Саленко откинулся на спинку сиденья.

И только сейчас перед глазами Ника выскочил значок Breaking News. Однако ну и информаторы у Миши Клименко, скромного консультанта.

– Город сегодня нажрется в хлам, – сказал Саленко и прикрыл глаза.

– Кто о чем, а Боря о выпивке…

– Ник! – Саленко сел прямо и заговорил строго. В нем случилась какая-то перемена, из которой Ник сделал один вывод: сейчас надо слушаться. – Свяжись с нашими, пусть твой вылет перенесут. Если Миша договорится насчет интервью, оно будет в восемь пи-эм, они подгадают к ланчтайму в Америке… Что так смотришь? Да, у тебя прямой эфир. Серебров не признает монтажа и редактуры. Он русский царь, черт побери, он хорош сам по себе и знает, что говорить. Даже если он чихнет, или стакан уронит, или шнурки развяжутся, его честь не пострадает. Царь выше всего этого. Он может упасть в лужу при всем честном народе – и встать еще круче, чем был. Может себе позволить, ты понял?!

– Ты чего орешь на парня? Боря, очнись! – позвал Миша.

– Ты лучше скажи, кто Романа всему этому научил! – пробасил Гоша.

– Цыц!

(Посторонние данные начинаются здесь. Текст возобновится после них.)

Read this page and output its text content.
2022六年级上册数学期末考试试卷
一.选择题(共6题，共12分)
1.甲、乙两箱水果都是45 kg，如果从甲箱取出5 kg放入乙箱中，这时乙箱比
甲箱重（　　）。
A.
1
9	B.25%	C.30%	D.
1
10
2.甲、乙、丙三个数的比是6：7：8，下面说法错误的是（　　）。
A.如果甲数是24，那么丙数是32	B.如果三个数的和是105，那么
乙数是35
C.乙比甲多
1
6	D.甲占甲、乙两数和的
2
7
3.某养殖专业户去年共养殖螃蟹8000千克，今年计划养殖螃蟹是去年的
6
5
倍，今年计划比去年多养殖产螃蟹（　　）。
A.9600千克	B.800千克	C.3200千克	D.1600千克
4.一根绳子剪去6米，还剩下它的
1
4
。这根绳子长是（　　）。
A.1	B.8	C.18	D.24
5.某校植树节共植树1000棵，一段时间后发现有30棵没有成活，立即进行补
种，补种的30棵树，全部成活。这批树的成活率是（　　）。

Он сам умел. Он не глупее нас с вами. Уж точно не глупее меня… Прости, Ник, что-то я очень громкий. Итак, скажи нашим, я хочу, чтобы самолет вылетел около нуля часов. Лучше – чуть раньше. Одиннадцать тридцать будет хорошо, Миш?

– Успеете. Хотя зачем такая спешка?..

– Значит, одиннадцать тридцать. Передавай.

– Мне кто-нибудь даст сказать?! – воскликнул Ник с отчаянием в голосе.

Он сам не ожидал, что его вдруг так прорвет.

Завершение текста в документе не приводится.